Das ist im Wesentlichen die grobe Messlatte für die nationalen Regelungen. Bei einem Vergleich mit der 6. EG-RL erscheint es ein Wunder, dass erst jetzt die Unabgestimmtheit zur 6. EG-RL zu Streitfragen führt. Allerdings lässt auch Letztere eine Reihe von Fragen offen: so z.B., ob Laboruntersuchungen, wenn sie Voraussetzung für eine Heilbehandlung sind, aber nicht vom Arzt oder Krankenhaus selbst ausgeführt werden, in beiden Fällen als "eng zusammenhängender Umsatz" befreit sind, obwohl nur Buchst. b auch die eng zusammenhängenden Umsätze erwähnt, und ob deren Befreiung mit der Befreiung der Heilbehandlung selbst korrespondieren muss – was bei den nach Buchst. b befreiten Umsätzen davon abhängt, ob sie von Einrichtungen des öffentlichen Rechts oder mit diesen in sozialer Hinsicht vergleichbaren Einrichtungen erbracht werden.
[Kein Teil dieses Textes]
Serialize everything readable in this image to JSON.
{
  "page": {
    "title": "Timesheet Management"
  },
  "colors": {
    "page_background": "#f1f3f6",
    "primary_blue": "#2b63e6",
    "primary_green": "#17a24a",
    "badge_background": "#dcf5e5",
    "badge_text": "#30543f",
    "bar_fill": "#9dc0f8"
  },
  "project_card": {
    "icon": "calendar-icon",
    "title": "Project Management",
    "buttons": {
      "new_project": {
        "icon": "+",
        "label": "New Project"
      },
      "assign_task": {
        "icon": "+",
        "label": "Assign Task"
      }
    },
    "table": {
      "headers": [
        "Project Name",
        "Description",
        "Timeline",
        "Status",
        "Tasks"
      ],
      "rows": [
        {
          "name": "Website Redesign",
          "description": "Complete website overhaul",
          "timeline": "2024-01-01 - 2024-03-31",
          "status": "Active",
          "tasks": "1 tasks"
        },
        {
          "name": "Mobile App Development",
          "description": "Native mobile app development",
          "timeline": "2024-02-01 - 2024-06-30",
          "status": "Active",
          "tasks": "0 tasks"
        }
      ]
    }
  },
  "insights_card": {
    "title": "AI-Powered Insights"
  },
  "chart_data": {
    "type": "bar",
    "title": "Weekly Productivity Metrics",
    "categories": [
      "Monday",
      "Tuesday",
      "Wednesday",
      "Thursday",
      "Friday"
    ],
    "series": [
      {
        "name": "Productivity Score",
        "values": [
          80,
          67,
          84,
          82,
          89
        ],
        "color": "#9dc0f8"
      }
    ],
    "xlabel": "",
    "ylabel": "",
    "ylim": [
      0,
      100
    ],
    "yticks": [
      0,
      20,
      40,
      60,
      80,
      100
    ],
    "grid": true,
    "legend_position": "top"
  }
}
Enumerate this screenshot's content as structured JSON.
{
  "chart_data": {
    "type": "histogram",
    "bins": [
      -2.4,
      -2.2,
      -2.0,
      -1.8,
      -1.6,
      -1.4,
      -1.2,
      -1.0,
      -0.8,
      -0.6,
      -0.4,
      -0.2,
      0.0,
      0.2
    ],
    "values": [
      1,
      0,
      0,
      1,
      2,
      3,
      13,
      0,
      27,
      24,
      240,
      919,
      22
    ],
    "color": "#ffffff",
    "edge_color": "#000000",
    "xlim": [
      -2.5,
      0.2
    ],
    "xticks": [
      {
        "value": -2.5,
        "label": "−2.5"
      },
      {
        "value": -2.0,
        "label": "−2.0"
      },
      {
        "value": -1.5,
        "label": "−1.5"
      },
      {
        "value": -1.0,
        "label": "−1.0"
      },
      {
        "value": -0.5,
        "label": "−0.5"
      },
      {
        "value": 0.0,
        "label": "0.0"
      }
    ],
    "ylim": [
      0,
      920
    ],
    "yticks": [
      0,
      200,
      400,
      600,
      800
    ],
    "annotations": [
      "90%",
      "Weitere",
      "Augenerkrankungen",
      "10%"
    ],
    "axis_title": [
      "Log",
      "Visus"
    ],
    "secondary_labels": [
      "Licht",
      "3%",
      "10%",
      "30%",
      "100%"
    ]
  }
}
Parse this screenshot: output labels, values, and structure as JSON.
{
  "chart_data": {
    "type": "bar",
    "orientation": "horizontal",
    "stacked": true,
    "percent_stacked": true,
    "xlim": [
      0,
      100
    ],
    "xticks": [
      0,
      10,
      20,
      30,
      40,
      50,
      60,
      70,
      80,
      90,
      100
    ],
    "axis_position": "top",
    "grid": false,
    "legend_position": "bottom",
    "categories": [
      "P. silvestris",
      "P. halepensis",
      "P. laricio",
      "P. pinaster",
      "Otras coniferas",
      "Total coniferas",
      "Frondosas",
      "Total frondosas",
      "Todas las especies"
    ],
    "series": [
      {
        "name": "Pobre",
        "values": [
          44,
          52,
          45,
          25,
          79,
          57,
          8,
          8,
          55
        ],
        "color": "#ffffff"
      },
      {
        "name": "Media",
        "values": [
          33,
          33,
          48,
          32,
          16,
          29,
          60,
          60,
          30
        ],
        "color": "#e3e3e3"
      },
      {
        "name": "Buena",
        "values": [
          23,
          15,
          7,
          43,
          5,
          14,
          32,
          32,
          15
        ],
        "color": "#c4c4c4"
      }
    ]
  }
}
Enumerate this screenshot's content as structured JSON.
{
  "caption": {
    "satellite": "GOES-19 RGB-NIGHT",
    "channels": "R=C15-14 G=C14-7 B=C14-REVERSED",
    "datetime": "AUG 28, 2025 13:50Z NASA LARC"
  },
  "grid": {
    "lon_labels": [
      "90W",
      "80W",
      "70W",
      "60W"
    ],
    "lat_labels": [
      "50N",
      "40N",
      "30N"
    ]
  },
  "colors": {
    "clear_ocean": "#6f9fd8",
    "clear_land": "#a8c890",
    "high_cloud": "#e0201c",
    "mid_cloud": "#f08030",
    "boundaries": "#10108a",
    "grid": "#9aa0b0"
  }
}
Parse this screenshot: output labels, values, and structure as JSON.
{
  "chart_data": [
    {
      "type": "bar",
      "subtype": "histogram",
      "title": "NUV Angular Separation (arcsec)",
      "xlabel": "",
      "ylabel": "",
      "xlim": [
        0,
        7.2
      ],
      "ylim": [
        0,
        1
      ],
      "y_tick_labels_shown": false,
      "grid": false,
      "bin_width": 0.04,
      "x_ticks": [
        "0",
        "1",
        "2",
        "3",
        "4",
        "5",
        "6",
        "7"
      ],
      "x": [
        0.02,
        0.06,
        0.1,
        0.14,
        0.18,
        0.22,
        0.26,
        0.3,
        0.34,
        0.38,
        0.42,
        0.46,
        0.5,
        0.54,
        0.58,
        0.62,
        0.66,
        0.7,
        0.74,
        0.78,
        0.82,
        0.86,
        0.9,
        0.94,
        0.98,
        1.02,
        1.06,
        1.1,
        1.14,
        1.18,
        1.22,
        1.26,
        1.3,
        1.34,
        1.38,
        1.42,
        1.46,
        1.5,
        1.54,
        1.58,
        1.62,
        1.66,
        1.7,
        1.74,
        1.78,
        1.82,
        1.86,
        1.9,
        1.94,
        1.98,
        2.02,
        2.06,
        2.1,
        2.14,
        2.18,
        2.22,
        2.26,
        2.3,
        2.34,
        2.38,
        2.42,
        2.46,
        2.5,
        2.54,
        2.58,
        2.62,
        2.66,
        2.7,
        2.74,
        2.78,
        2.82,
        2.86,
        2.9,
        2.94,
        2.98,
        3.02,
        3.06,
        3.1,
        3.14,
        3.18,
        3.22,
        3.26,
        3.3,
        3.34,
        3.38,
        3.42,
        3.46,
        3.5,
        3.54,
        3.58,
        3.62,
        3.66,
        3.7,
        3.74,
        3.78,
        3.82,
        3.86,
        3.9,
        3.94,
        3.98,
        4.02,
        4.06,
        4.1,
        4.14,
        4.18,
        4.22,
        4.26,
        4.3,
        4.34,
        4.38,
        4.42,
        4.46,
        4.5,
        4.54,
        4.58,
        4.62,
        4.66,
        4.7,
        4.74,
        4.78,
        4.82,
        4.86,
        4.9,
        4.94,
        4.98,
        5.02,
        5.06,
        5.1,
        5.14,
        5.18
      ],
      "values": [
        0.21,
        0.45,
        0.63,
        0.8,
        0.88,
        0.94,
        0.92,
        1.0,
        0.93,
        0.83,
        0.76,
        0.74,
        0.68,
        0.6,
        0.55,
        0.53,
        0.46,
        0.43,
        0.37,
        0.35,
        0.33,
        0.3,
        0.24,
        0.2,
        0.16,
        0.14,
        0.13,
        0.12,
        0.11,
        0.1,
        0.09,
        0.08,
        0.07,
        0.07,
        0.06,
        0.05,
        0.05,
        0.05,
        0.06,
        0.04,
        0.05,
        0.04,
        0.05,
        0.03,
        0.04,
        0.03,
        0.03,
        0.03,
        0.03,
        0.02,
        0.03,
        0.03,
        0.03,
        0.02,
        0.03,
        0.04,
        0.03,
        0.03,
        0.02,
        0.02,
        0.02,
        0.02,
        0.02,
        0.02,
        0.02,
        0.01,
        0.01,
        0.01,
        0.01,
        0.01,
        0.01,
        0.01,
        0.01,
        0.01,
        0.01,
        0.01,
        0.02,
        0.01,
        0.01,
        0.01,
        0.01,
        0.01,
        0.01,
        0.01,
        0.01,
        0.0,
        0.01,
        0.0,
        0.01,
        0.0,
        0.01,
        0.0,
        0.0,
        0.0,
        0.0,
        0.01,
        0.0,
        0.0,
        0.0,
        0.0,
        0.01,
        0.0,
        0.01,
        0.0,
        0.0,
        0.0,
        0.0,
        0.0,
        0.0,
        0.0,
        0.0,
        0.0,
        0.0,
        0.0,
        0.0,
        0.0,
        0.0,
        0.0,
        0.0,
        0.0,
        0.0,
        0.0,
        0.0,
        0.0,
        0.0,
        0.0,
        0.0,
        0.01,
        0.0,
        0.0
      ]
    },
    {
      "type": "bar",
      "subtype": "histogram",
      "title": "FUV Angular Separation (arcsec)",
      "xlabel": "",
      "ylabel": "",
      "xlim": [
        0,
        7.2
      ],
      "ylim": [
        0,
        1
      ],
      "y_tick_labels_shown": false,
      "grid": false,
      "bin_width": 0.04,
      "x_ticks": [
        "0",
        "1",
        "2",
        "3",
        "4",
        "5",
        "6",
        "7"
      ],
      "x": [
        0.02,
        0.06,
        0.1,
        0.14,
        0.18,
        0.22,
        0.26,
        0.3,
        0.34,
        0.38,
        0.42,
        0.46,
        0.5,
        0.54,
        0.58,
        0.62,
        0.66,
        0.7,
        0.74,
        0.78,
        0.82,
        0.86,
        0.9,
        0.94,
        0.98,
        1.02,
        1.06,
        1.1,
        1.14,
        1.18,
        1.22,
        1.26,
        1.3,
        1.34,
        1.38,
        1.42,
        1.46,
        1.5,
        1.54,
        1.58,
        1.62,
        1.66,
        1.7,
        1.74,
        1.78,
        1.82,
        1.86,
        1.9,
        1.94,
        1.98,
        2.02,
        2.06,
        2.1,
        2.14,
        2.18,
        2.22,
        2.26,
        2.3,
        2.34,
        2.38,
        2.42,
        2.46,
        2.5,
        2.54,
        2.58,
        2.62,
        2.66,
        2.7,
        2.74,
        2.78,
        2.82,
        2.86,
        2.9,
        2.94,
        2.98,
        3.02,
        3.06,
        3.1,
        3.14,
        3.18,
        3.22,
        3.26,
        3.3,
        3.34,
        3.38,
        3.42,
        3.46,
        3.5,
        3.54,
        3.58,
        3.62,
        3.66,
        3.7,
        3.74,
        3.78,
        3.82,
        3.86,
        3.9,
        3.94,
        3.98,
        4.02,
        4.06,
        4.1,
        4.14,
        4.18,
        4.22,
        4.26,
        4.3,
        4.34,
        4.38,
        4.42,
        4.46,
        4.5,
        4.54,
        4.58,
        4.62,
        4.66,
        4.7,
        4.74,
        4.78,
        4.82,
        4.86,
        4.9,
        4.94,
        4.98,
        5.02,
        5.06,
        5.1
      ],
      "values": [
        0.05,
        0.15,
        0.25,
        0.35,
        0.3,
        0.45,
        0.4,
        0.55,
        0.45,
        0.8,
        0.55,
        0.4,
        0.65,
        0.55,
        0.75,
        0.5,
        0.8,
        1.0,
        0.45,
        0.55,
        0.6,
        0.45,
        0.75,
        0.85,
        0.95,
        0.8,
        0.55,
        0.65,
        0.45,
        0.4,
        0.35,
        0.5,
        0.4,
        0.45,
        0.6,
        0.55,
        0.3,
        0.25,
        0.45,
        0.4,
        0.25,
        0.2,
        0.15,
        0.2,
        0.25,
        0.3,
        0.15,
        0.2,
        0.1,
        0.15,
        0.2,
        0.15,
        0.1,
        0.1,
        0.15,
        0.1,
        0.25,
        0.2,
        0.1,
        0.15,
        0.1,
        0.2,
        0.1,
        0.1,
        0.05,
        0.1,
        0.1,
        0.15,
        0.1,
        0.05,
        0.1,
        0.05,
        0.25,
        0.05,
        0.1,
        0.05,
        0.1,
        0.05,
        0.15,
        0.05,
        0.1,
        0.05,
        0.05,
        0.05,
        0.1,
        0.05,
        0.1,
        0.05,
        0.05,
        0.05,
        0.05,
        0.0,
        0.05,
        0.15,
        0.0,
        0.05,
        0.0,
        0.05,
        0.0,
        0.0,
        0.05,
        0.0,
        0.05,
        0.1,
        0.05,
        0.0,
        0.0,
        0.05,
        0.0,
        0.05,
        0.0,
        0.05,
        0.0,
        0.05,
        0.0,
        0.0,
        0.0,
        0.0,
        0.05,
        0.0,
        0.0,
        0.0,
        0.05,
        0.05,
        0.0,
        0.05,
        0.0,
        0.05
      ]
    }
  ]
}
Zweifelhaft ist im Wesentlichen unter Berücksichtigung der EuGH-Rechtsprechung,
- ob Laboruntersuchungen für Zwecke ärztlicher Behandlungen selbst als Heilbehandlung angesehen werden könnten (Art. 13 Teil A Abs. 1 Buchst. c) oder
- ob es sich um mit der ärztlichen Heilbehandlung eng verbundene Umsätze handelt; eng verbundene Umsätze umfasst aber nur Art. 13 Teil A Abs. 1 Buchst. b (Krankenhausbehandlung). Für deren Einbeziehung auch bei den ärztlichen Heilbehandlungen (Buchst. c) könnte eine ältere EuGH-Entscheidung sprechen.
- ob die eng verbundenen Umsätze in Buchst. b (Krankenhausbehandlung) nur befreit sind, wenn sie die Bedingungen für die Befreiung der Heilbehandlung erfüllen (nur Einrichtungen des öffentlichen Rechts oder solche, die diesen in sozialer Hinsicht vergleichbar sind).
- ob § 4 Nr. 16 Buchst. c UStG mit seiner 40%-Beschränkung richtlinienkonform ist, wenn die Laborumsätze im Rahmen ärztlicher Behandlungen von Art. 13 Teil A Abs. 1 Buchst. c erfasst wären.